Design, Setting, And Participants: This prognostic study used data from the PREVAIL study to compare dynamic models for predicting disease progression. The PREVAIL study was a phase 3, multinational, double-blind, placebo-controlled randomized clinical trial of enzalutamide for prostate cancer conducted from September 2010 to September 2012. A total of 773 men with metastatic castration-resistant prostate cancer (CRPC) who had never received chemotherapy and had no baseline visceral disease were treated with enzalutamide. For illustration, 4 patients were selected based on PSA kinetics or PSA response in case studies. Data were analyzed from July 2018 to September 2019.

Main Outcomes And Measures: Landmark and joint models were applied to dynamically predict radiographic progression-free survival (PFS) using longitudinal PSA profile, baseline PSA, lactate dehydrogenase, and hemoglobin levels. The main outcome was radiographic PFS as predicted using landmark and joint models. Current PSA and PSA change were considered longitudinal biomarkers possibly associated with radiographic PFS. Predictive performance was evaluated using Brier score for overall prediction errors (PEs) and area under the curve (AUC) for model discriminative capability. Case studies were illustrated using dynamic prediction plots.
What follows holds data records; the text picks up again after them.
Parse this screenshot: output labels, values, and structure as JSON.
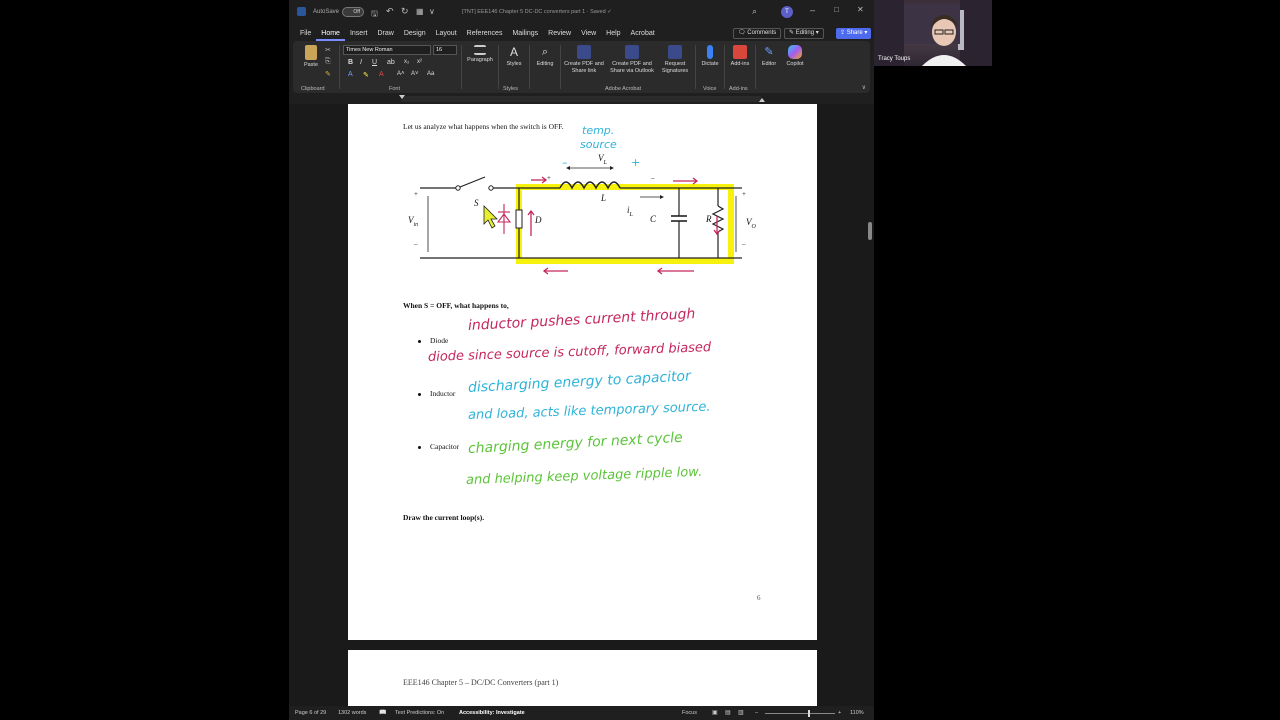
{
  "titlebar": {
    "autosave_label": "AutoSave",
    "autosave_state": "Off",
    "doc_title": "[TNT] EEE146 Chapter 5 DC-DC converters part 1 · Saved ✓",
    "avatar_initial": "T"
  },
  "menu": {
    "items": [
      "File",
      "Home",
      "Insert",
      "Draw",
      "Design",
      "Layout",
      "References",
      "Mailings",
      "Review",
      "View",
      "Help",
      "Acrobat"
    ],
    "active": "Home",
    "comments_label": "Comments",
    "editing_label": "Editing",
    "share_label": "Share"
  },
  "ribbon": {
    "paste_label": "Paste",
    "font_name": "Times New Roman",
    "font_size": "16",
    "paragraph_label": "Paragraph",
    "styles_label": "Styles",
    "editing_label": "Editing",
    "create_pdf_share": "Create PDF and Share link",
    "create_pdf_outlook": "Create PDF and Share via Outlook",
    "request_signatures": "Request Signatures",
    "dictate_label": "Dictate",
    "addins_label": "Add-ins",
    "editor_label": "Editor",
    "copilot_label": "Copilot",
    "groups": {
      "clipboard": "Clipboard",
      "font": "Font",
      "styles": "Styles",
      "adobe": "Adobe Acrobat",
      "voice": "Voice",
      "addins": "Add-ins"
    },
    "colors": {
      "accent": "#7b8cff",
      "adobe_red": "#d9463b",
      "dictate_blue": "#3b82f6"
    }
  },
  "document": {
    "intro": "Let us analyze what happens when the switch is OFF.",
    "circuit": {
      "vin": "V",
      "vin_sub": "in",
      "switch": "S",
      "diode": "D",
      "inductor": "L",
      "vl": "V",
      "vl_sub": "L",
      "il": "i",
      "il_sub": "L",
      "capacitor": "C",
      "resistor": "R",
      "vo": "V",
      "vo_sub": "O",
      "plus": "+",
      "minus": "–"
    },
    "annotation_temp_source": [
      "temp.",
      "source"
    ],
    "question": "When S = OFF, what happens to,",
    "bullets": [
      {
        "label": "Diode",
        "notes": [
          "inductor pushes current through",
          "diode since source is cutoff, forward biased"
        ],
        "color": "#c4265e"
      },
      {
        "label": "Inductor",
        "notes": [
          "discharging energy to capacitor",
          "and load, acts like temporary source."
        ],
        "color": "#2fb3d9"
      },
      {
        "label": "Capacitor",
        "notes": [
          "charging energy for next cycle",
          "and helping keep voltage ripple low."
        ],
        "color": "#5cc43a"
      }
    ],
    "draw_loops": "Draw the current loop(s).",
    "page_number": "6",
    "next_page_header": "EEE146 Chapter 5 – DC/DC Converters (part 1)",
    "highlight_color": "#f5f000",
    "arrow_color": "#c4265e"
  },
  "statusbar": {
    "page": "Page 6 of 29",
    "words": "1302 words",
    "text_predictions": "Text Predictions: On",
    "accessibility": "Accessibility: Investigate",
    "focus": "Focus",
    "zoom": "110%"
  },
  "webcam": {
    "name": "Tracy Toups"
  }
}
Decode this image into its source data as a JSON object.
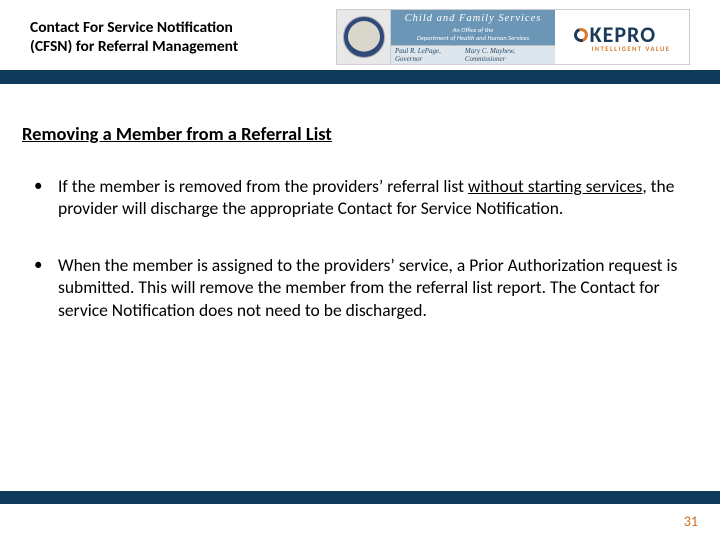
{
  "header": {
    "title_line1": "Contact For Service Notification",
    "title_line2": "(CFSN) for Referral Management",
    "cfs_line1": "Child and Family Services",
    "cfs_line2": "An Office of the",
    "cfs_line3": "Department of Health and Human Services",
    "name_left": "Paul R. LePage, Governor",
    "name_right": "Mary C. Mayhew, Commissioner",
    "kepro_text": "KEPRO",
    "kepro_tag": "INTELLIGENT VALUE"
  },
  "content": {
    "section_title": "Removing a Member from a Referral List",
    "bullet1_pre": "If the member is removed from the providers’ referral list ",
    "bullet1_u": "without starting services",
    "bullet1_post": ", the provider will discharge the appropriate Contact for Service Notification.",
    "bullet2": "When the member is assigned to the providers’ service, a Prior Authorization request is submitted. This will remove the member from the referral list report. The Contact for service Notification does not need to be discharged."
  },
  "page_number": "31",
  "colors": {
    "bar": "#0f3a5a",
    "accent": "#d06a1e"
  }
}
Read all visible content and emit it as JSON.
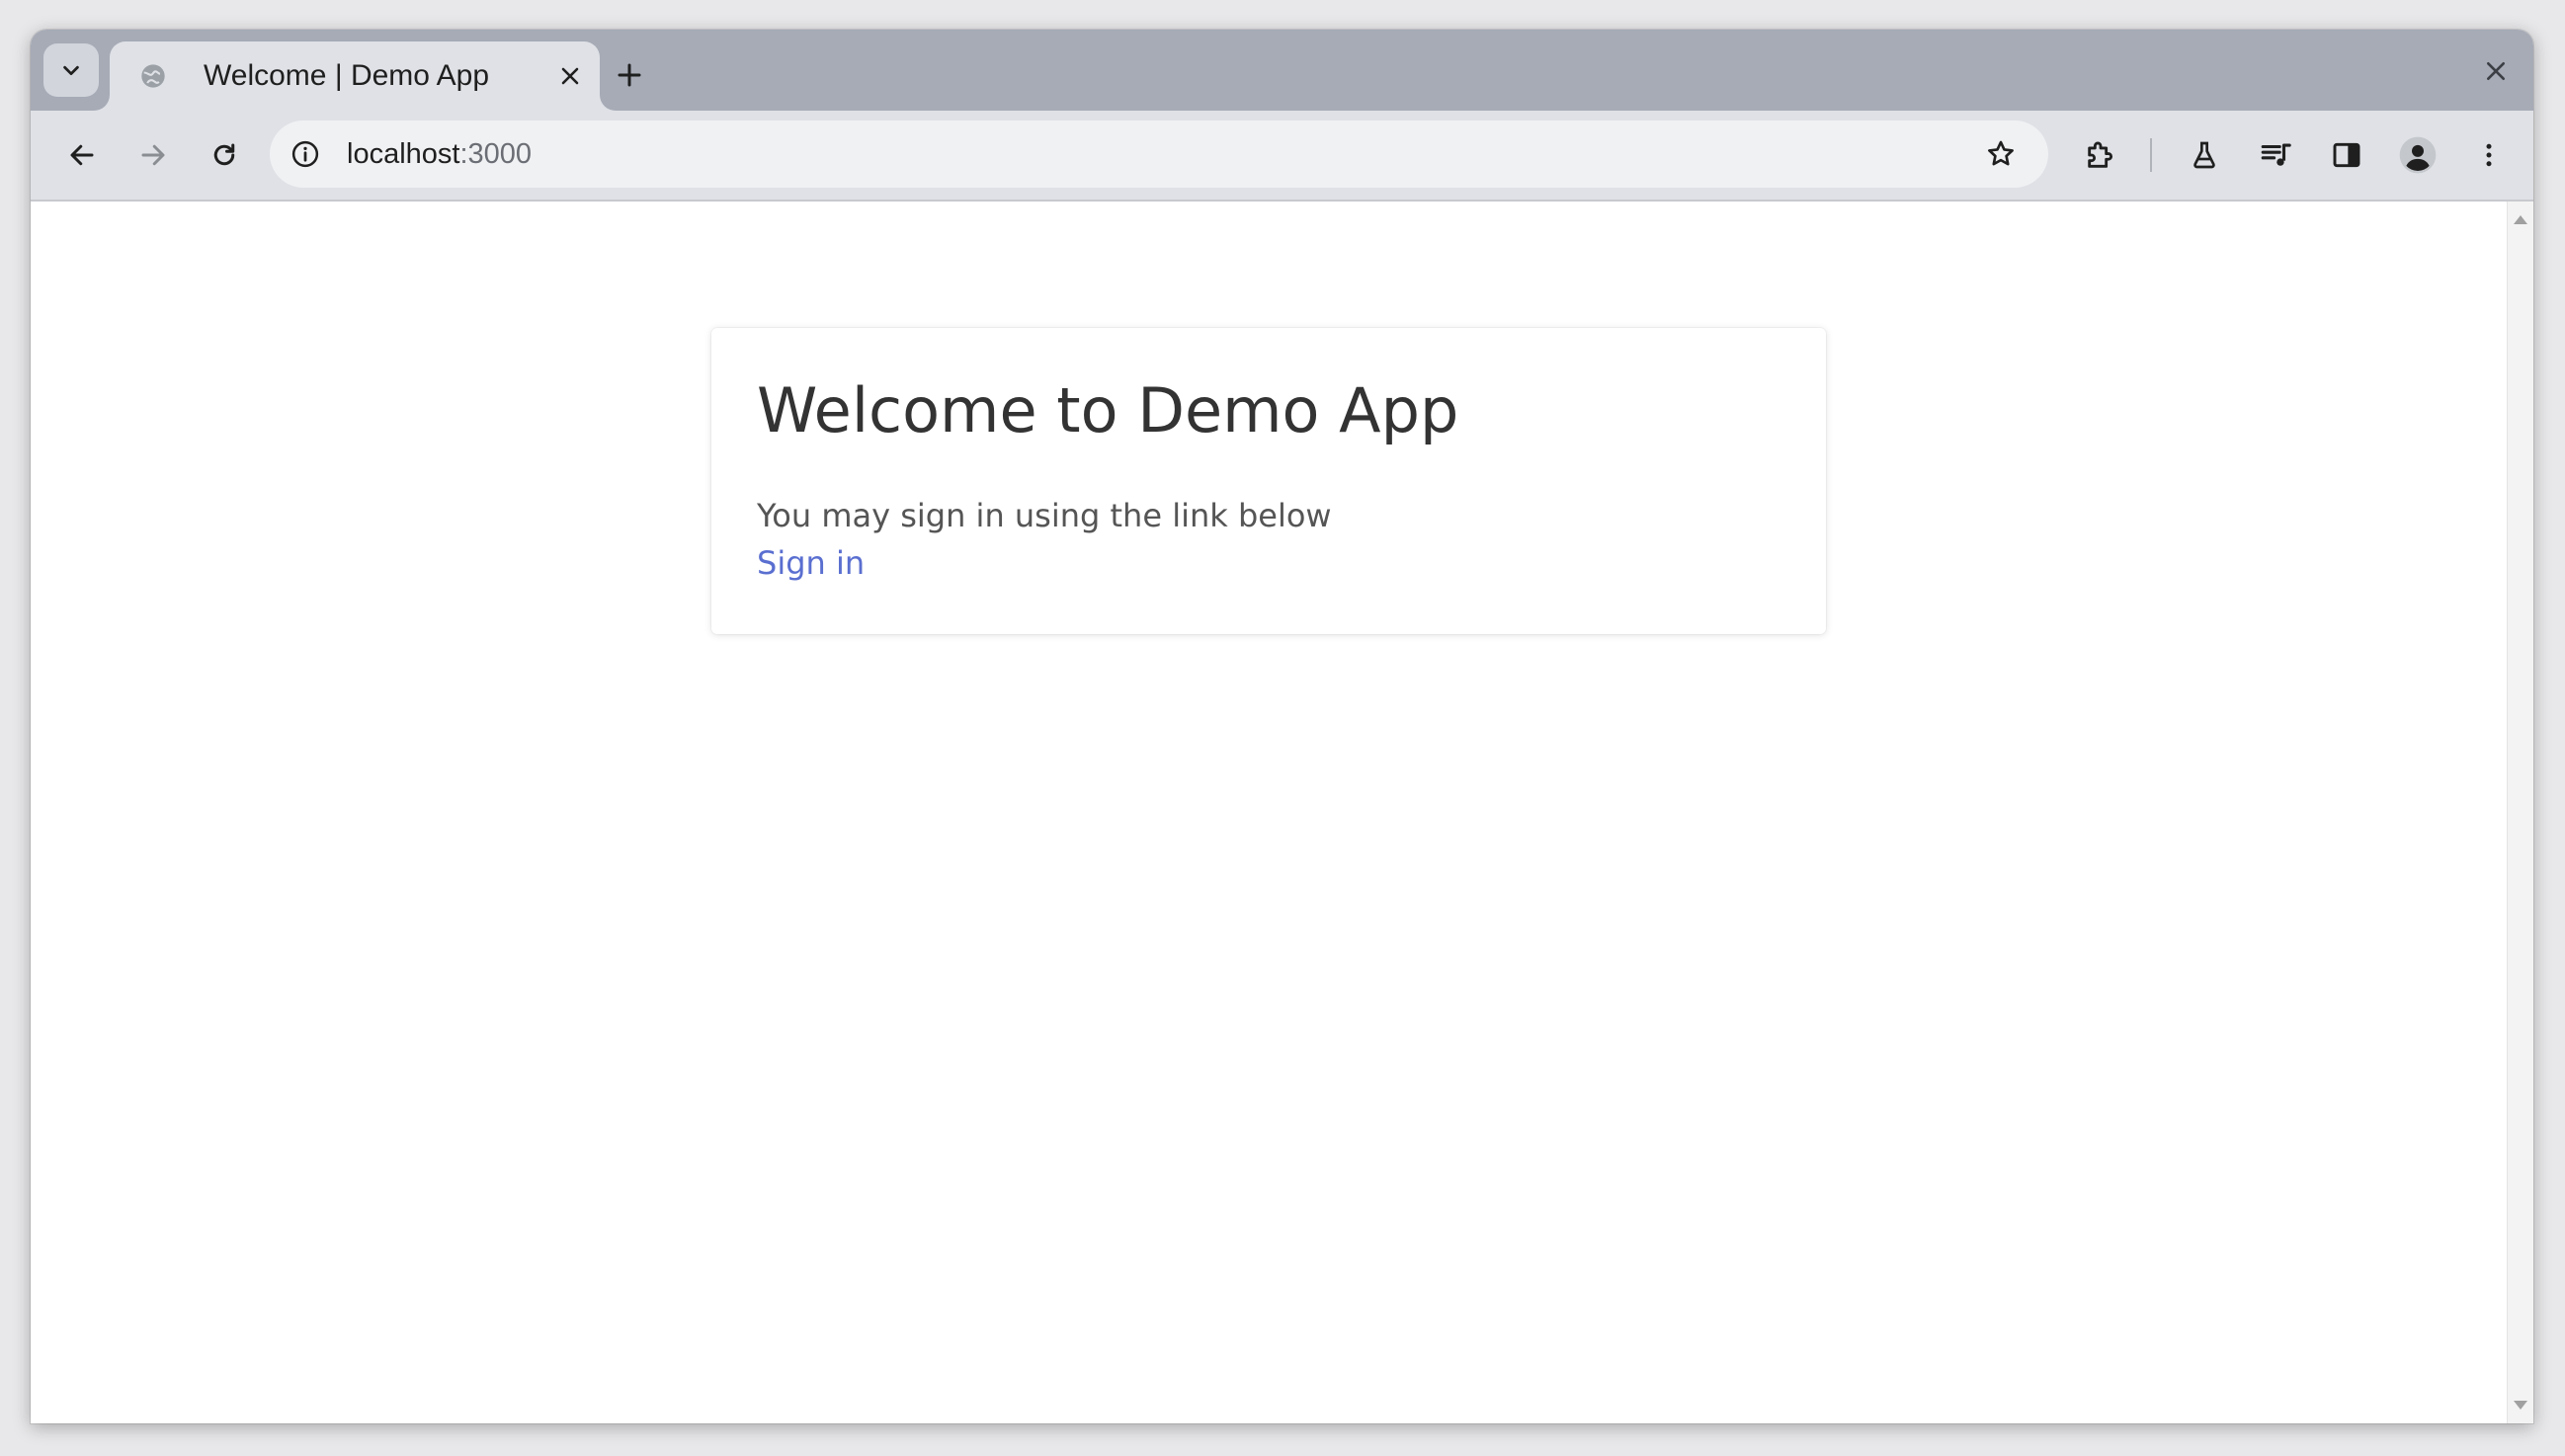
{
  "browser": {
    "tab": {
      "title": "Welcome | Demo App",
      "favicon": "globe-icon"
    },
    "address_bar": {
      "host": "localhost",
      "port": ":3000"
    },
    "icons": {
      "tab_search": "chevron-down-icon",
      "tab_close": "close-icon",
      "new_tab": "plus-icon",
      "window_close": "close-icon",
      "back": "arrow-left-icon",
      "forward": "arrow-right-icon",
      "reload": "reload-icon",
      "site_info": "info-icon",
      "bookmark": "star-icon",
      "extensions": "puzzle-icon",
      "labs": "flask-icon",
      "media": "playlist-icon",
      "side_panel": "side-panel-icon",
      "profile": "profile-icon",
      "menu": "kebab-menu-icon"
    }
  },
  "page": {
    "heading": "Welcome to Demo App",
    "message": "You may sign in using the link below",
    "sign_in_link": "Sign in"
  },
  "colors": {
    "tabstrip": "#a6abb6",
    "toolbar": "#dfe1e6",
    "link": "#5a6fd0",
    "heading": "#333333"
  }
}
Results: A total of 763 men with metastatic CRPC treated with enzalutamide (mean [SD] age, 71.2 [8.5] years; mean [SD] body mass index [calculated as weight in kilograms divided by height in meters squared], 28.4 [4.6]) were included in the analysis. Current PSA and PSA change were associated with radiographic PFS in all models. Adding the PSA slope, compared with the landmark models using current PSA alone, improved the prediction of 5-month prospect of radiographic progression, with relative gains of 5.7% in prediction (PE [SE], 0.132 [0.008] vs 0.140 [0.008]) and 7.7% in discrimination (AUC [SE], 0.800 [0.018] vs 0.743 [0.018]) at month 10. In joint models with linear vs nonlinear PSA, prediction of 5-month risk of radiographic progression was improved when PSA trajectories were not assumed to be linear, with 8.0% relative gain in prediction (PE [SE], 0.150 [0.006] vs 0.138 [0.005]) and 19.4% relative gain in discrimination (AUC [SE], 0.653 [0.022] vs 0.780 [0.016]) at month 10. Predictions were affected by amount of marker information accumulated and prespecified assumptions. PSA changes affected progression risk more strongly at later vs earlier follow-up.

Conclusions And Relevance: This prognostic study found that prediction of radiographic PFS was improved when longitudinal PSA information was added to baseline variables. In a population of patients with metastatic CRPC, dynamic predictions using landmark or joint models may help identify patients at risk of progression.